Actuellement, il existe 15 champions chinois couvrant un éventail de secteurs. Ce développement du secteur privé est complété par un modèle de gouvernance « d’autoritarisme fragmenté », qui délègue verticalement certains pouvoirs au gouvernement local et partage le pouvoir horizontalement entre les agences du gouvernement central.
En plus d’établir des normes, l’UE utilise des mécanismes pour guider et inciter les secteurs privé et public. Pour le secteur privé, l’UE promeut la recherche et le développement dans le domaine de l’IA par le biais de mécanismes d’investissement, notamment InvestEU, le programme Europe numérique, le Fonds européen d’investissement et Horizon Europe (le successeur d’Horizon 2020). Une partie de cet investissement est utilisée pour financer des recherches spécifiques sur l’IA ; par exemple, Horizon 2020 a fourni des fonds pour des applications d’IA, y compris la création d’un fonds de recherche de 35 millions d’euros pour soutenir les entreprises développant des technologies d’imagerie médicale par IA pour l’oncologie.
À qui l’IA est censée profiter
L’approche de la Chine repose sur un système d’incitations à l’innovation pour les acteurs publics et privés, puis utilise des mesures ad hoc pour réduire les dommages lorsqu’ils se manifestent. En revanche, la stratégie de l’UE vise à définir des paramètres éthiques et à fournir un soutien initial pour aider les États membres et les entreprises du secteur privé à réussir dans le cadre de ces paramètres. Par conséquent, il vaut la peine de comparer le succès de ces mécanismes dans la réalisation des objectifs mutuels de haut niveau de résultats économiques positifs, de compétitivité internationale et de gouvernance éthique, qui ont été identifiés comme importants à la fois en Chine et dans l’UE.

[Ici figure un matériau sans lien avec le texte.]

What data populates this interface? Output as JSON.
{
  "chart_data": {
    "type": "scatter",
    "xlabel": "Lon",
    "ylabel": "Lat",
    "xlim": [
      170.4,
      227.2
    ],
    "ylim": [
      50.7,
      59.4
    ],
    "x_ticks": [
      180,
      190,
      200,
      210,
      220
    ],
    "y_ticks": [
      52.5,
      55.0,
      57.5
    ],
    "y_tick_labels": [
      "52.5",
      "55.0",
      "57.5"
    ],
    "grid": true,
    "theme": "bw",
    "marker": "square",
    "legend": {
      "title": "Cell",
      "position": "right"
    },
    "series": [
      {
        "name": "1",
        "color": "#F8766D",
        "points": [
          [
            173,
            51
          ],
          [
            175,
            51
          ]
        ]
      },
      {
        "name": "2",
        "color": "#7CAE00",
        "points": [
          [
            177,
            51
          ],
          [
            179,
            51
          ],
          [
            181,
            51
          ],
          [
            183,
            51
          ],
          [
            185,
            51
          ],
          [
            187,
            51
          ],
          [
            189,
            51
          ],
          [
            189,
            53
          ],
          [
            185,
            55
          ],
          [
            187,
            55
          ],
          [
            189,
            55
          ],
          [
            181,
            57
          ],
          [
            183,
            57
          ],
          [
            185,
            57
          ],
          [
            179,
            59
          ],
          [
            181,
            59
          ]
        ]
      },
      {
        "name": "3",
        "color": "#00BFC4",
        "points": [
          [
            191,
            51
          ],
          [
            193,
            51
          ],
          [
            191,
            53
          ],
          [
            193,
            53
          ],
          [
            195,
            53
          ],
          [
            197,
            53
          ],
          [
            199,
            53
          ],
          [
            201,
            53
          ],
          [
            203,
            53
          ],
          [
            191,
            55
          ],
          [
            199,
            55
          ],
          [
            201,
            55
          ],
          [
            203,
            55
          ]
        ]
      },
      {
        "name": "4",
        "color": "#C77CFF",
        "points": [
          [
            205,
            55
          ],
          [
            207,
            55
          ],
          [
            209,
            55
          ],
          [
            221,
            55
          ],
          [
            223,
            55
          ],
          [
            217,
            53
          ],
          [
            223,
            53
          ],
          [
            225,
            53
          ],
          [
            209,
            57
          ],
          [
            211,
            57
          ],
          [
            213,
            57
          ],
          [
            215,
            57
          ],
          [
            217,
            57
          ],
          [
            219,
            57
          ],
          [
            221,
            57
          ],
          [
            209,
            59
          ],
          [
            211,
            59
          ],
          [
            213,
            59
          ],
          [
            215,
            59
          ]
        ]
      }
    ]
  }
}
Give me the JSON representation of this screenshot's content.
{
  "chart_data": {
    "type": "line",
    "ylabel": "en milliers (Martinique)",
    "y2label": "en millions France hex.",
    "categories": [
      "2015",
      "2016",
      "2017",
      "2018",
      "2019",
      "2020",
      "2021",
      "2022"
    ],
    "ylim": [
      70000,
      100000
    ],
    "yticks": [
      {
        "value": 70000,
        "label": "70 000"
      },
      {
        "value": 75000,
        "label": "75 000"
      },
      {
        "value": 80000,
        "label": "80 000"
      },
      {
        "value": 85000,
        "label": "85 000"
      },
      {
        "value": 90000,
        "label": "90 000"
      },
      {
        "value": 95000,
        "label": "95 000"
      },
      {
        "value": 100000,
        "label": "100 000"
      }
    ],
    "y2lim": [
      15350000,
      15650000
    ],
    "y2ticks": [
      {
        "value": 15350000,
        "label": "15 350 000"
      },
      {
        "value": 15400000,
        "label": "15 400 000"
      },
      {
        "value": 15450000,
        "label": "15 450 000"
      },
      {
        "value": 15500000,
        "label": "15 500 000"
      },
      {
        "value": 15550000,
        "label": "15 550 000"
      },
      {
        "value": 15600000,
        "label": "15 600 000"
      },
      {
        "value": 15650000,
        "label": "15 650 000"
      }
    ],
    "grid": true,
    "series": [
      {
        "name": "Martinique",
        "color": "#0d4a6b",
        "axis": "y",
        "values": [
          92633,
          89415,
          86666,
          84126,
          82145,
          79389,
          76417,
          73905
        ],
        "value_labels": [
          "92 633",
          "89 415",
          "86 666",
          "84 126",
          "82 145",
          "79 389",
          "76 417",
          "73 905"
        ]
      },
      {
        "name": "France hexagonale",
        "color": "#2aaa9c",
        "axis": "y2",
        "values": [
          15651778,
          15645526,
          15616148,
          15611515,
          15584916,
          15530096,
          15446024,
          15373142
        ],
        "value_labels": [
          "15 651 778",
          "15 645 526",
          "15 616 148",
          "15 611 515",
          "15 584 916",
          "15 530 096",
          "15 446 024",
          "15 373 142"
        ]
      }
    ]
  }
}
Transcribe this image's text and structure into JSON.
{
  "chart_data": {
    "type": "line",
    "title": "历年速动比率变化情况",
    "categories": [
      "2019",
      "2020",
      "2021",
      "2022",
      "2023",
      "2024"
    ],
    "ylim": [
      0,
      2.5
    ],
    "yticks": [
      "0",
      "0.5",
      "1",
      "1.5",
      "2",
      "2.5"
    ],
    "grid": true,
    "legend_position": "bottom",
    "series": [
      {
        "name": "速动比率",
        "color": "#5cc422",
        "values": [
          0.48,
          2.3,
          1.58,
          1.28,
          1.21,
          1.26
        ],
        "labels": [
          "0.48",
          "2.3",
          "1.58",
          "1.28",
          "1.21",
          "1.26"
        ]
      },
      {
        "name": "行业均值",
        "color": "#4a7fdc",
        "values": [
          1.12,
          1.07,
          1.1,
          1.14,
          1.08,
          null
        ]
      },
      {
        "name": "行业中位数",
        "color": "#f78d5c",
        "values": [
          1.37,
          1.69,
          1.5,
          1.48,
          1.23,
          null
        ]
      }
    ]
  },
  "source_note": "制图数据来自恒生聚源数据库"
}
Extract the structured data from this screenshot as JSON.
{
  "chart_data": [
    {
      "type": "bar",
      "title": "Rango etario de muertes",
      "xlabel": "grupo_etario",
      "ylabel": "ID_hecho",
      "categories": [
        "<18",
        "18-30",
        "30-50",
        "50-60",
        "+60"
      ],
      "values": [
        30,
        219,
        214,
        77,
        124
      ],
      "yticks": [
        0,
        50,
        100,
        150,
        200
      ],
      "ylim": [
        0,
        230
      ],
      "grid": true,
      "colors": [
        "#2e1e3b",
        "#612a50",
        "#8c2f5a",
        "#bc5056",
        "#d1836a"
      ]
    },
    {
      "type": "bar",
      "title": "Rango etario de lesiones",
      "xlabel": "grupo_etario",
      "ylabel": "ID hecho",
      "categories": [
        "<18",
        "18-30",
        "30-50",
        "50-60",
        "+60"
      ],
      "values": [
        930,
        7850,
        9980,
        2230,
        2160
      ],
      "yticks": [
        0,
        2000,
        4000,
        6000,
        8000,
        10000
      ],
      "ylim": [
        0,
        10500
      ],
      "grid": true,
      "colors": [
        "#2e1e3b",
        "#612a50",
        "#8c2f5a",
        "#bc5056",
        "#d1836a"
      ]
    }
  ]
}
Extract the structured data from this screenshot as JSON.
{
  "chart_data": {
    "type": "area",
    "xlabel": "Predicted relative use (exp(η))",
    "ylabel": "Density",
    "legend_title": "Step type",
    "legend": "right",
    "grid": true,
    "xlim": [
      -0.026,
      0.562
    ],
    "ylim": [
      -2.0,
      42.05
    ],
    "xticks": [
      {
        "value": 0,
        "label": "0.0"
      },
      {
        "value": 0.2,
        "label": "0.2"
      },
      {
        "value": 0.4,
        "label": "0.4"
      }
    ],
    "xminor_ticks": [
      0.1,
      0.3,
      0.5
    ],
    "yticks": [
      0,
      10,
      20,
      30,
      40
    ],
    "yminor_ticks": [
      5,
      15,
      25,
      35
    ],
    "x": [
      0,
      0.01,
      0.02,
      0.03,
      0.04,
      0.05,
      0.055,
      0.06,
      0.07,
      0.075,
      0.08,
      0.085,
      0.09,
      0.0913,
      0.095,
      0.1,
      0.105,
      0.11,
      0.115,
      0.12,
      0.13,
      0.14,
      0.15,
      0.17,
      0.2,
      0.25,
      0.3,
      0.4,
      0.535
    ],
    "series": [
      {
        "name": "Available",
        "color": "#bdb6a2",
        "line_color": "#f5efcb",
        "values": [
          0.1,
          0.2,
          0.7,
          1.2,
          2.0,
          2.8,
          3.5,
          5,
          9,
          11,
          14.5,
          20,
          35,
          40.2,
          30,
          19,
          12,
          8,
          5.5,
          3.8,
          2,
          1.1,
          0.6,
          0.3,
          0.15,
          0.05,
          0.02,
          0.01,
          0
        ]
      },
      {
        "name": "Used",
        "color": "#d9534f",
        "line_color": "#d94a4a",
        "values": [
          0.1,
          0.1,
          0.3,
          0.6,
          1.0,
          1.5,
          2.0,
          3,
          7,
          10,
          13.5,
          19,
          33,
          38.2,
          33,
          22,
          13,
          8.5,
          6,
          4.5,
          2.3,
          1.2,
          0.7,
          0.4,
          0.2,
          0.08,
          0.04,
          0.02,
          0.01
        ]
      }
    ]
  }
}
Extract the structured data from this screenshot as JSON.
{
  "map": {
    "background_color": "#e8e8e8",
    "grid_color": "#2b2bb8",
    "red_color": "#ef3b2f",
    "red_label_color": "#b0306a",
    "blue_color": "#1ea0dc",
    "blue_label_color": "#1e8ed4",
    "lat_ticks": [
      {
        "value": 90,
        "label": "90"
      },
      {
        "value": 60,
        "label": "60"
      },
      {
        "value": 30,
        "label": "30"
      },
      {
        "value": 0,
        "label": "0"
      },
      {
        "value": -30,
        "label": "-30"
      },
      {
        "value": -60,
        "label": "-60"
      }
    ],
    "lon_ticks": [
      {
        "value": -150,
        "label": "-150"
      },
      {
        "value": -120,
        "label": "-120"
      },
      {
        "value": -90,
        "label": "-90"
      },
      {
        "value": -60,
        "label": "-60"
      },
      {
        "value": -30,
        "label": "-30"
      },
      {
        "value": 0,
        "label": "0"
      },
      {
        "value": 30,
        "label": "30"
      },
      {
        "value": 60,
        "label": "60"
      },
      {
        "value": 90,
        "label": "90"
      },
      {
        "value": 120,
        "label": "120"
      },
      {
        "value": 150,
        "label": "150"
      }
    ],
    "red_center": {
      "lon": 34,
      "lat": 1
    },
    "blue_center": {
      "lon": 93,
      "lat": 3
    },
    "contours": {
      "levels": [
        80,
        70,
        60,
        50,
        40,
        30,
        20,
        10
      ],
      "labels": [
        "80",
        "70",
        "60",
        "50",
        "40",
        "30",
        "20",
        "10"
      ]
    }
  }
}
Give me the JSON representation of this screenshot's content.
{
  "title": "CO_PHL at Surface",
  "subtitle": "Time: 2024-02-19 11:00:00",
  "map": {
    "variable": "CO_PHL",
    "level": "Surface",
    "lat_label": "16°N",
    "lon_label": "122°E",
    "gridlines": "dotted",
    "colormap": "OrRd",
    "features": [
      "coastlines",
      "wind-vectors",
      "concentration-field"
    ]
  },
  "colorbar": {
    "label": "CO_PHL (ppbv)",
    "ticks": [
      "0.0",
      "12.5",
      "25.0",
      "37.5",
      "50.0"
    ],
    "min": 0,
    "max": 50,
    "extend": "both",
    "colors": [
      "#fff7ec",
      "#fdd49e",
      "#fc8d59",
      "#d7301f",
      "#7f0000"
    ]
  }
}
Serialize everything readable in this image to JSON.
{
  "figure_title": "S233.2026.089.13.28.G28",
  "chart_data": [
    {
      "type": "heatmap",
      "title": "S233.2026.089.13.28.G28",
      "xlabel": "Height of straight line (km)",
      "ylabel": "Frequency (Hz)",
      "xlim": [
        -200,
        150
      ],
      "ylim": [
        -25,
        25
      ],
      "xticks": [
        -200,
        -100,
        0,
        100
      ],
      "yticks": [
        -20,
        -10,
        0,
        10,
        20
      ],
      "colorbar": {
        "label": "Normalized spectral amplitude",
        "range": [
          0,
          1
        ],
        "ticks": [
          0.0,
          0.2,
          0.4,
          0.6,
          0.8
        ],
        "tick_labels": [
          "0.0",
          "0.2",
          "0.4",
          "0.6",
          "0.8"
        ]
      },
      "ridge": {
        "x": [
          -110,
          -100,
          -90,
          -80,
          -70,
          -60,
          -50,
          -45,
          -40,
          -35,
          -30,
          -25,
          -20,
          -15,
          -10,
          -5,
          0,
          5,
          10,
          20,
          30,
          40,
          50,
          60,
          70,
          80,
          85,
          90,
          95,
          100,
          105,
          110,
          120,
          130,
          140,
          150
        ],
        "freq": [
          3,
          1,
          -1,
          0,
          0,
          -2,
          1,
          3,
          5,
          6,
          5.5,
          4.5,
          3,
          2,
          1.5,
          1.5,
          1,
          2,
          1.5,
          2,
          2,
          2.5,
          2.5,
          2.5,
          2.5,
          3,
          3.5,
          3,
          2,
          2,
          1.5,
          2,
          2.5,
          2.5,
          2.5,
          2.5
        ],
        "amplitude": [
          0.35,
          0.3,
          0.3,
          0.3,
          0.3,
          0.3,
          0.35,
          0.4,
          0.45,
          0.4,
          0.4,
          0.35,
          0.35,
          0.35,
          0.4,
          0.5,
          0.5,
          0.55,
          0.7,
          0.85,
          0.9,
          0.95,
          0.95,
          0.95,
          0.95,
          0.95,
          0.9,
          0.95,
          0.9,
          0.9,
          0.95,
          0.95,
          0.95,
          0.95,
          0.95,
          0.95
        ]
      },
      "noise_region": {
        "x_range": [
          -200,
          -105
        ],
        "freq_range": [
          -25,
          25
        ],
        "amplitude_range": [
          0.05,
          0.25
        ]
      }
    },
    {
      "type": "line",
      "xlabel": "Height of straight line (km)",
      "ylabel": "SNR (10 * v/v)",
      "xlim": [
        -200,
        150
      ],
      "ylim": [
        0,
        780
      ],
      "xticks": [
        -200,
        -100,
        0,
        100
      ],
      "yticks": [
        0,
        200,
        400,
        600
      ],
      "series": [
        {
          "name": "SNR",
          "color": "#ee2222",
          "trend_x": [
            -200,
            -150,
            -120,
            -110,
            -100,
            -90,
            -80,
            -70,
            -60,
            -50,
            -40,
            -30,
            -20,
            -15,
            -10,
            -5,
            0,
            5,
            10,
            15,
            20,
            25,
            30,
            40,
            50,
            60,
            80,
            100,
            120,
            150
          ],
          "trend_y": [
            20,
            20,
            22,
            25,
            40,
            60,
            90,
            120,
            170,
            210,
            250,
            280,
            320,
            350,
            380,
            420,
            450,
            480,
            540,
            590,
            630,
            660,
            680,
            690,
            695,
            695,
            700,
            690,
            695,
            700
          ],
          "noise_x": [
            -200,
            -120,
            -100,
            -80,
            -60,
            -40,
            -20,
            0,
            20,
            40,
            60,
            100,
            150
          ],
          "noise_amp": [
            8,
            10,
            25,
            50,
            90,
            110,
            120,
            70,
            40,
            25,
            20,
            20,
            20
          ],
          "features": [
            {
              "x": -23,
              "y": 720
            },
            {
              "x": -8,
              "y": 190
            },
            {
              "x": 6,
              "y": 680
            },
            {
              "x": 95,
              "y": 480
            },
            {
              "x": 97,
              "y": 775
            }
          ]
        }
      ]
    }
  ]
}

Dans tous les documents politiques de l’UE, l’accent est explicitement mis sur la promotion de l’IA « centrée sur l’humain », qui repose sur les valeurs fondamentales de l’UE : « le respect de la dignité humaine, la liberté, la démocratie, l’égalité, l’État de droit et le respect des droits de l’homme », y compris les droits des personnes appartenant à des minorités.
Dans l’AIDP (Chine), les droits individuels sont rarement mentionnés comme point focal, avec un accent plus clair mis sur les bénéfices qui peuvent être apportés à la Chine en termes de compétitivité internationale du pays, de développement économique ou d’amélioration sociétale. En termes d’avantages sociétaux, par exemple, l’AIDP se concentre sur la « construction sociale », avec des références explicites à l’utilisation de l’IA pour « préserver la stabilité sociale » et « saisir la cognition de groupe » – en Chine, il n’y a pas un seul ensemble de principes éthiques approuvés par le gouvernement comparable à ceux produits par le HLEG (Europe).